I Sense a Theme Here.
When it comes to laws designed to protect certain groups of people, laws that protect religious people are good, while laws that protect LGBT people are bad. At least in the eyes of religious people. The worst thing is that they don’t see the inherent disconnect and bigotry in fighting against laws that protect us while supporting similar laws that protect them. Take this, for example.
ACLU Urges House Committee to Fix Flawed Workplace Religious Freedom Act (2/12/2008)
FOR IMMEDIATE RELEASE
Contact: (202) 675-2312, media@dcaclu.orgWashington, DC – The American Civil Liberties Union today called on the Health, Employment, Labor and Pensions subcommittee of the House Education & Labor Committee to fix the flawed Workplace Religious Freedom Act (WRFA). As written in the 110th Congress, the legislation threatens the personal and civil rights of religious and racial minorities, women, LGBT individuals, and persons seeking reproductive health care.
The stated goal of the Workplace Religious Freedom Act is to revise and strengthen existing requirements on employers to accommodate the religious practices of their employees. However, the current language may have a much broader impact than intended, permitting employees to claim that they do not have to comply with state or local civil rights laws.
The current WRFA would strengthen the hand of police officers who want to pick and choose who they will protect, as well as emergency health care workers and mental health counselors who could abandon patients because their care conflicts with the worker’s religious beliefs. This legislation would make it significantly harder to get health or safety information or services. Employees would be even more likely to claim that their religion prohibits them from providing contraceptive care or HIV prevention counseling – even if the employer has no one else to provide those services. In most cases, the courts have correctly rejected these claims. The current WRFA language, however, is designed to protect these individual’s dangerous actions.

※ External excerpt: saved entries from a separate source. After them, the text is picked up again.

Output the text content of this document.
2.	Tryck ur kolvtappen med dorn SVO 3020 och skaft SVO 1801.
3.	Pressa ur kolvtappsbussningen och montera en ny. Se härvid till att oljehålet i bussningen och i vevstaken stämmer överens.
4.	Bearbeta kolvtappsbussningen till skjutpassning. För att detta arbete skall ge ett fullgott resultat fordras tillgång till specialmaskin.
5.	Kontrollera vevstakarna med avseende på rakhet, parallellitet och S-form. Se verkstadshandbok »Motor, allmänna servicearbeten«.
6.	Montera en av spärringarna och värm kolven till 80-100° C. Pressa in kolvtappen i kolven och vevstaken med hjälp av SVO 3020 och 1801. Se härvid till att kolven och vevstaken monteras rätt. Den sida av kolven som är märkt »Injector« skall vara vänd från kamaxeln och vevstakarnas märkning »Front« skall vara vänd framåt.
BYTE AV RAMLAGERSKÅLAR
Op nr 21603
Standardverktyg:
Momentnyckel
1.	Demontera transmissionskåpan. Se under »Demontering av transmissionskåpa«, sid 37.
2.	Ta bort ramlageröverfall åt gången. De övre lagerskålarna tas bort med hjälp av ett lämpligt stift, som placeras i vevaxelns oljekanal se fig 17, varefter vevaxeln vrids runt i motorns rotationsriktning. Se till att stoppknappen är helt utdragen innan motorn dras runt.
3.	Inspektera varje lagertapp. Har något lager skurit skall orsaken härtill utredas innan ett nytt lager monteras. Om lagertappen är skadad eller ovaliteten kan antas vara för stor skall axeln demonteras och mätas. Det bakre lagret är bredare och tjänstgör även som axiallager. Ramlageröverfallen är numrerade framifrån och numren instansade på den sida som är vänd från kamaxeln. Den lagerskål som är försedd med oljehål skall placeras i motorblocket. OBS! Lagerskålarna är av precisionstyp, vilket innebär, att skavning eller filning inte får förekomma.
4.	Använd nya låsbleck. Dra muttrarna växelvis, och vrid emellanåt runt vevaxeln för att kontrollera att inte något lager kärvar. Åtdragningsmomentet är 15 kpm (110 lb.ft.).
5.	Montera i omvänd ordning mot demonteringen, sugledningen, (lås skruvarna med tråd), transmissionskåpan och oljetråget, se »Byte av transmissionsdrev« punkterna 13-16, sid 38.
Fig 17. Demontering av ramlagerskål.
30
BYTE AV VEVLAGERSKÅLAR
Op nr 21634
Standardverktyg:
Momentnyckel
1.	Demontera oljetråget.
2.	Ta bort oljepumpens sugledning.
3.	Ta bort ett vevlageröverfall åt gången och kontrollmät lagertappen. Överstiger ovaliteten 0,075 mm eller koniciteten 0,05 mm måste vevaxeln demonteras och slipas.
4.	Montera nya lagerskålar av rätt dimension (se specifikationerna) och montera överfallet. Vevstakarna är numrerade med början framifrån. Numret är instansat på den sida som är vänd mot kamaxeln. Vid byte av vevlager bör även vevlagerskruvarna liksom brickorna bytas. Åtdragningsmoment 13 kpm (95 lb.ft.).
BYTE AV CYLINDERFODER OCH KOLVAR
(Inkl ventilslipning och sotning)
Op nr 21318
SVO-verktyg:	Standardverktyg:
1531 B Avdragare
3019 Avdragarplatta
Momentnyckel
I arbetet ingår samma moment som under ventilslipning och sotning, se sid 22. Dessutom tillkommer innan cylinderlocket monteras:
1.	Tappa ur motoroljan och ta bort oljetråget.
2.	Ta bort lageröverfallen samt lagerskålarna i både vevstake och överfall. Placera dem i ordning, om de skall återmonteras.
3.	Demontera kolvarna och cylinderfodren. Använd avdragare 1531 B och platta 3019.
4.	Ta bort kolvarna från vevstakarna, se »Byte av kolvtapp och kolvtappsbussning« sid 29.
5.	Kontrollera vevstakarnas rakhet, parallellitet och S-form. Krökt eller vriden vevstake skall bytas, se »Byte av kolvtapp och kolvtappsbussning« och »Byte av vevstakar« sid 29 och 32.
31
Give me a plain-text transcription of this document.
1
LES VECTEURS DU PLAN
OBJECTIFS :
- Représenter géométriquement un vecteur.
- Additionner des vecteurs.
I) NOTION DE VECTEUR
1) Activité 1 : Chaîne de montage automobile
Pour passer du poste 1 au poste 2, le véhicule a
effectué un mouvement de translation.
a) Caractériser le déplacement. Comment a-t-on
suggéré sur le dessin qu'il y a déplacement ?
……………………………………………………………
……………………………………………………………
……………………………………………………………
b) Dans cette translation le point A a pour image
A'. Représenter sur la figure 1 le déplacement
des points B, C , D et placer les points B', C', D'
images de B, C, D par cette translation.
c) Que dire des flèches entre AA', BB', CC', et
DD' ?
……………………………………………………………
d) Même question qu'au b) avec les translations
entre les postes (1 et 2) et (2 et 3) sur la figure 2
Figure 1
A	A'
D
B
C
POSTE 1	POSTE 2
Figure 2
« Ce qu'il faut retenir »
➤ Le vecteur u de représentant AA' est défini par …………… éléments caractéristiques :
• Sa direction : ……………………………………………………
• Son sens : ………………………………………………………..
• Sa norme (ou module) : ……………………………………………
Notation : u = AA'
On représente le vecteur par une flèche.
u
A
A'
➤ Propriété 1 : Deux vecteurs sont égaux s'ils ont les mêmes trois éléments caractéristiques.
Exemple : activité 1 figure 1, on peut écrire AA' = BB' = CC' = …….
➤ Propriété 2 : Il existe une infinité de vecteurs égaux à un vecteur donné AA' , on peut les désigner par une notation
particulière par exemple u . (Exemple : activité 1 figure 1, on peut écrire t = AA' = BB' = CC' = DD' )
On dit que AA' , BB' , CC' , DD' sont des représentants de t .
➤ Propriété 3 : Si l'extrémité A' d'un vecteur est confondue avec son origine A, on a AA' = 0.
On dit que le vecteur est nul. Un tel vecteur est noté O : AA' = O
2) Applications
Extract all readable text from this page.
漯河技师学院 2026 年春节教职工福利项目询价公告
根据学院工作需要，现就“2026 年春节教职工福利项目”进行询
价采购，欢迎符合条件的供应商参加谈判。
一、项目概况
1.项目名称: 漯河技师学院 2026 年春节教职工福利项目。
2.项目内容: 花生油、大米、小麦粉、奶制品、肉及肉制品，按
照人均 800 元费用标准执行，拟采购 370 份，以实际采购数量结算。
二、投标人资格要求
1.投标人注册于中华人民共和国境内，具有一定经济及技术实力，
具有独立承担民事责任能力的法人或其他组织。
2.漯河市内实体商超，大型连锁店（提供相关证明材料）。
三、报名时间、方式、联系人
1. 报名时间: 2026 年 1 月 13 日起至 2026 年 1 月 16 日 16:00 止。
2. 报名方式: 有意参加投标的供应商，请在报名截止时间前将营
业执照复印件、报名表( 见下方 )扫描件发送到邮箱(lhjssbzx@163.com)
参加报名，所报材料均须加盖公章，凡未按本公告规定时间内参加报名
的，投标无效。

Said Christopher Anders, senior legislative counsel with the ACLU Washington Legislative Office: “The Workplace Religious Freedom Act would allow employees, for the first time since the Civil Rights Act of 1967, to use civil rights as a weapon against others. Passing this bill without the needed fixes will jeopardize not only our rights, but also our public safety and access to health care. Civil rights protections are meant to be a shield, not a sword.
“Congress can, and should, pass legislation tightly focused on strengthening federal requirements that employers accommodate workplace scheduling changes so employees can observe religious holidays, or permit them to wear religious clothing, beards or hairstyles. These two areas account for nearly three-fourths of all the religious accommodation claims rejected by federal courts in the past 25 years. A narrowly tailored bill could address these issues without any of the completely avoidable harm the WRFA could cause if passed as written.”
It seems that legislation that is vague and allows for personal bigotries to cause discrimination and harm to others, such as LGBTs, atheists and people who are not of the same faith of the practitioner, is acceptable to some. Yet many people are fighting against ENDA, the Employment Non-Discrimination Act, claiming that it would violate their “deeply held religious beliefs” and force them to hire LGBT people against the tenets of their religion. Strange they continue to think their rights (to arbitrarily discriminate in the name of their chosen religion) are so much more important than ours (to have equal Human and Civil Rights) .
I don’t by any means support discrimination against people who are religious. At the same time people cannot think they can use their religious beliefs to discriminate against others. Rights must be provided equally and fairly, or else our nation is a failure.